Das einzige, was einigermaßen konsensfähig zu sein scheint, ist das von uns ins Gespräch gebrachte Verbandsgemeindemodell. Mit Freude haben wir im kürzlich vorgelegten Entwurf zum Leitbild Brandenburg 2020 plus der LINKEN - einem Papier mit enormem Lyrikpotential – als einsamen konkreten Punkt ein Bekenntnis dazu gefunden.

Halt, da war doch noch was! Wir wollen nicht ungerecht sein. Richtig einig sind sich die Koalitionspartner darin, eine Länderfusion Berlin-Brandenburg in eine intergalaktische Zukunft zu verlagern. Die SPD hat dazu in Luckenwalde einen Beschluss gefasst und in der linken Lyrikanthologie heißt es so schön:

„Eines Tages kann ganz von selbst die Überzeugung reifen, dass es an der Zeit wäre, aus der Lebenspartnerschaft zwischen Brandenburg und Berlin eine eingetragene Partnerschaft zu machen.“ Da möchte man sagen: Träumt weiter, Genossen!

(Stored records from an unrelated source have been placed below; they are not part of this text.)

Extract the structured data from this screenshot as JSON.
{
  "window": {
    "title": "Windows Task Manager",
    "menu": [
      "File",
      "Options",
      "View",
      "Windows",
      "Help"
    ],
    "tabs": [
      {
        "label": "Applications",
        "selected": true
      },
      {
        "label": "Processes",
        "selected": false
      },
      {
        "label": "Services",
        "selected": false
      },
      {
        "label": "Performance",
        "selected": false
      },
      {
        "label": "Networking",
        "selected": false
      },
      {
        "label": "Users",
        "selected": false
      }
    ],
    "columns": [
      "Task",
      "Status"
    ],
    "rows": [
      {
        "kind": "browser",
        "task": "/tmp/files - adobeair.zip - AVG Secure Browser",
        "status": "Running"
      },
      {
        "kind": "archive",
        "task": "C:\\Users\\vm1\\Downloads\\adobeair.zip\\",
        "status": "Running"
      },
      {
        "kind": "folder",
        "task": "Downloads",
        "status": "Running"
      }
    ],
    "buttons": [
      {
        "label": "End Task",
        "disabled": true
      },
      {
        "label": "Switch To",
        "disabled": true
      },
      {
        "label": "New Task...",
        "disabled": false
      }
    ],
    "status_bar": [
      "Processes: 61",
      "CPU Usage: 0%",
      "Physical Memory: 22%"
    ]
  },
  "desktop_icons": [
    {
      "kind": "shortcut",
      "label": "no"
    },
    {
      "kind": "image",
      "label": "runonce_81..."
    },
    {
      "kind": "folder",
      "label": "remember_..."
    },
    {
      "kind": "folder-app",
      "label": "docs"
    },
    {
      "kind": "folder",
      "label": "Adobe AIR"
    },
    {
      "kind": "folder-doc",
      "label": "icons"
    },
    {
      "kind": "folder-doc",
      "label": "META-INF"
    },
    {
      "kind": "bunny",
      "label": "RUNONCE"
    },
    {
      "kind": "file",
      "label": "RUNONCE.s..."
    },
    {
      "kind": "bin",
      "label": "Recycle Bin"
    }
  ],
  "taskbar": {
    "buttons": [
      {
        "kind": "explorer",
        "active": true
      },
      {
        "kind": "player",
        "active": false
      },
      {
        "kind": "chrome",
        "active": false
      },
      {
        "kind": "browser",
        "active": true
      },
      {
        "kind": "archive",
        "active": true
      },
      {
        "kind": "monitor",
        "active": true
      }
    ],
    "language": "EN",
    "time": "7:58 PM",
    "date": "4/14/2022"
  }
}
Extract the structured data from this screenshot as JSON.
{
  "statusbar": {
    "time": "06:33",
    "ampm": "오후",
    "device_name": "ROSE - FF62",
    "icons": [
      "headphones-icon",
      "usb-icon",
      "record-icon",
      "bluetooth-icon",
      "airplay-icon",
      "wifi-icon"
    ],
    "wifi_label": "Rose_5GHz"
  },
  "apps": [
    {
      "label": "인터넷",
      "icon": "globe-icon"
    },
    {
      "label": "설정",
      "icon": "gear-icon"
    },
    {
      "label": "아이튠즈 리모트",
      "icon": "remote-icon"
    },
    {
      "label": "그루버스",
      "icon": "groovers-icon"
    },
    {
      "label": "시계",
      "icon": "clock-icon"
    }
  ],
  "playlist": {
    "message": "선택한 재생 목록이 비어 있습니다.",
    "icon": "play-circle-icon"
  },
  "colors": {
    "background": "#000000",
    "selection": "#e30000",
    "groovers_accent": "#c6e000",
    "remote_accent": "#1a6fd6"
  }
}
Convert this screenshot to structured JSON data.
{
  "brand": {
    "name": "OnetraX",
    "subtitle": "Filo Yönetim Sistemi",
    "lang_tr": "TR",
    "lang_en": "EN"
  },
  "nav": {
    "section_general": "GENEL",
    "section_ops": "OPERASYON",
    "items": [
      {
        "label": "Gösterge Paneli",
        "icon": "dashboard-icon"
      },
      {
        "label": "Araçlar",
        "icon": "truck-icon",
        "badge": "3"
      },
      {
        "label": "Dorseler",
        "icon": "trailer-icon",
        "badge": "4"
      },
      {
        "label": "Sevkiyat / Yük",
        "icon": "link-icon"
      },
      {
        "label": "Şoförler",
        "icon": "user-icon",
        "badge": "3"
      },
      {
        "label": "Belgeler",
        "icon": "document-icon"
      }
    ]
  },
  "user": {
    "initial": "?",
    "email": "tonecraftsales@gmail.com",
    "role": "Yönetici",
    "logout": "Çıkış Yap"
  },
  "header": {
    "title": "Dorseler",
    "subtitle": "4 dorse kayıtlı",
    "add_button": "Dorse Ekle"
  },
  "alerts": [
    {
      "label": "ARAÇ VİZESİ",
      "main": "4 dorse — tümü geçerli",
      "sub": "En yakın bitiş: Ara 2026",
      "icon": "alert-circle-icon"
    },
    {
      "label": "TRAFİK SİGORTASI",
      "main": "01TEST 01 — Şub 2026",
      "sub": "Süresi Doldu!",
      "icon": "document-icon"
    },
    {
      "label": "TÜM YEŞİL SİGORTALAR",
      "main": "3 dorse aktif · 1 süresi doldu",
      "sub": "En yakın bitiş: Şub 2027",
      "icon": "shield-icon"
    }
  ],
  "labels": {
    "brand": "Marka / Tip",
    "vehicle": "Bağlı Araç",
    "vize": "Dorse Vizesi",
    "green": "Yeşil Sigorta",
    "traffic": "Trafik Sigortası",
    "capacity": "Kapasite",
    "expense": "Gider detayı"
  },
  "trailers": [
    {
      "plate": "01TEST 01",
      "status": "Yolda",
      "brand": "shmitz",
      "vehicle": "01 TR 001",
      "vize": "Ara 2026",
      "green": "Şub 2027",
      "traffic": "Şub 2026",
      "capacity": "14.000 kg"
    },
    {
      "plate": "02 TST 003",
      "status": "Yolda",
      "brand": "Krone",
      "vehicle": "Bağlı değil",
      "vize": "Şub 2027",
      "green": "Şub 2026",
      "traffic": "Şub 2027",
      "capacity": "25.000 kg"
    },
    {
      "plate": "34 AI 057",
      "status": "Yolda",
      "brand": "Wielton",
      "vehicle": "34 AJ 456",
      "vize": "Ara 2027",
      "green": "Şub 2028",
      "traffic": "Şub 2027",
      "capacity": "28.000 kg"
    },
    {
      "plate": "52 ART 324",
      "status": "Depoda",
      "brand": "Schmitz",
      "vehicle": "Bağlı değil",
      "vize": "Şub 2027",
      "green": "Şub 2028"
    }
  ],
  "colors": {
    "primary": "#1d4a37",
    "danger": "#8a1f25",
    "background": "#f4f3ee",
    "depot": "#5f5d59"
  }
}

Das Statistische Landesamt rechnet uns derweilen vor, dass Brandenburg die 2,5 Millionen Einwohnermarke unterschritten, Berlin die 3,5 Millionenmarke überschritten hat. Für Berlin wird ein Bevölkerungswachstum bis 2030 von 7% prognostiziert – hauptsächlich durch Zuzug junger Menschen - , während die Brandenburger Bevölkerung im gleichen Zeitraum um 8% schrumpft. Neben dem zunehmenden Geburtendefizit verlieren wir weiterhin junge Leute – im Gegensatz zu früheren Jahren ziehen sie kaum noch nach Westdeutschland, sondern nach Berlin. Das Durchschnittsalter liegt jetzt schon in Brandenburg 4 Jahre höher als Berlin. Wer aus altbackenen Ressentiments gegen das übermächtige und gar so verschuldete Berlin die Zeichen der Zeit weiter verschläft, der braucht in der Zukunft nicht mehr auf Augenhöhe über Fusionen reden. Der kann sich dann eingemeinden lassen!